Well thanks for the advise, but the names are companies, and the typical things I have are like this (they are often in French)

'Procter & Gamble' vs. 'Procter and Gamble'
'Unilever Europe' vs. 'Unilever S.A.'
'Banque Degroof' vs. 'Degroof'

So I cannot speak about a format...


Posted by Aladin Akyurek on December 06, 2001 10:48 AM

Joel --

What follows might be of some help.

Lets say that A1:A4 houses the 1st list, which is:

{"Procter and Gamble";
"Unilever S.A.";

and C1:C4 the 2nd list, which is:

{"Procter & Gamble";
"Unilever Europe";
"Banque Degroof";

Note 1. The lists need not be in the same sheet or of the same length.

In D1 enter: =IF(LEN(G1),IF(SUMPRODUCT((ISNUMBER(SEARCH(G1,$A$1:$A$4)))+0)>0,INDEX($A$1:$A$4,SUMPRODUCT((ISNUMBER(SEARCH(G1,$A$1:$A$4)))*(ROW($A$1:$A$4))))),F1)

In E1 enter: =IF(LEN(F1),F1,IF(SUMPRODUCT((ISNUMBER(SEARCH(LEFT(C1,SEARCH(" ",C1)-1),$A$1:$A$4)))+0)>0,INDEX($A$1:$A$4,SUMPRODUCT((ISNUMBER(SEARCH(LEFT(C1,SEARCH(" ",C1)-1),$A$1:$A$4)))*(ROW($A$1:$A$4)))),""))

In F1 enter: =IF(COUNTIF($A$1:$A$4,C1),C1,"")

In G1 enter: =IF(LEN(E1),"",RIGHT(C1,LEN(C1)-SEARCH("@",SUBSTITUTE(C1," ","@",LEN(C1)-LEN(SUBSTITUTE(C1," ",""))))))

Select D1:G1 and copy down as far as needed.

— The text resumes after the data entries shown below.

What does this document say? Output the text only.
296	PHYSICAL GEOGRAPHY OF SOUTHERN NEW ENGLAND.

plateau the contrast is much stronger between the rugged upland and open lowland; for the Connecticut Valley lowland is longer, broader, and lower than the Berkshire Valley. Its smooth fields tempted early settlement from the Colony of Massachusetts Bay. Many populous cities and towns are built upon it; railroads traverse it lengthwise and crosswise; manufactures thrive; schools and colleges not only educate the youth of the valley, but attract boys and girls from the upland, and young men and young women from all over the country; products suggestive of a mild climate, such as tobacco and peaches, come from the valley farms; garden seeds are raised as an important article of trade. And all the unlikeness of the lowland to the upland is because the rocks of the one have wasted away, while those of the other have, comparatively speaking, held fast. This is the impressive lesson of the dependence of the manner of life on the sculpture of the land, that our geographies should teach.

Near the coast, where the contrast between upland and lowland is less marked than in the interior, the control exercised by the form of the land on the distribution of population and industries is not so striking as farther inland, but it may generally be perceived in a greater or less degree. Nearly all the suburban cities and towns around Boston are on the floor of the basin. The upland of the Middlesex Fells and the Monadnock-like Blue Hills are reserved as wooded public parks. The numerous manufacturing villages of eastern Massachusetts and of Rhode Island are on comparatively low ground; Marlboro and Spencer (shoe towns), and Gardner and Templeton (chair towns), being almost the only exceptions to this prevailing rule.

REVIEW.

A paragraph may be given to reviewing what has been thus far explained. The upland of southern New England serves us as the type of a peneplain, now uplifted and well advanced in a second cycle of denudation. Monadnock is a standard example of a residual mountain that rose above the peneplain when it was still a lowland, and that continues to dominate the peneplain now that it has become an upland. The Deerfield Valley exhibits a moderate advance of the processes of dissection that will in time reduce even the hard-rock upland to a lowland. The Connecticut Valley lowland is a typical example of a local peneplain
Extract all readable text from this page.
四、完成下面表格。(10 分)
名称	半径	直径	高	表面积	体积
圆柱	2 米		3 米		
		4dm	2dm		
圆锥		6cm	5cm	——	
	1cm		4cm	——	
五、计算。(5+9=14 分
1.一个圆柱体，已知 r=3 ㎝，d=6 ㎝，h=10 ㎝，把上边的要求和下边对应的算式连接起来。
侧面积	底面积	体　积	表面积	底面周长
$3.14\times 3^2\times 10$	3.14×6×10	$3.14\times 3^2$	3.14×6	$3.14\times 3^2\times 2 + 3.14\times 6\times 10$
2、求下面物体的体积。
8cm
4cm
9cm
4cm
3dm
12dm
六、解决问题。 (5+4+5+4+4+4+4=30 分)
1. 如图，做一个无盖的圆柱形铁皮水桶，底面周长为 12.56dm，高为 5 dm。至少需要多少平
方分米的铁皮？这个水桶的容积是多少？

I've put the result list expressly next to the second list. What this system of formulas does is: (A) Determine if an item in the 2nd list is also in the 1st list-if so, return that item; (B) If A fails, determine if the first word (delimited by a space) of an item in the 2nd list occurs somewhere in the 1st list-if so, return the item from the 1st list that contains the target word; (C) If B fails, determine if the last word of an item in the 2nd list occurs somewhere in the 1st list-if so, return the item from the 1st list that contains the last target word.

Caveat. If there are more than 1 item that contains the target word, the formula will spawn erroneous results. So becareful.

Note 2. If you like to have a copy of the workbook containing the above, just drop me a line.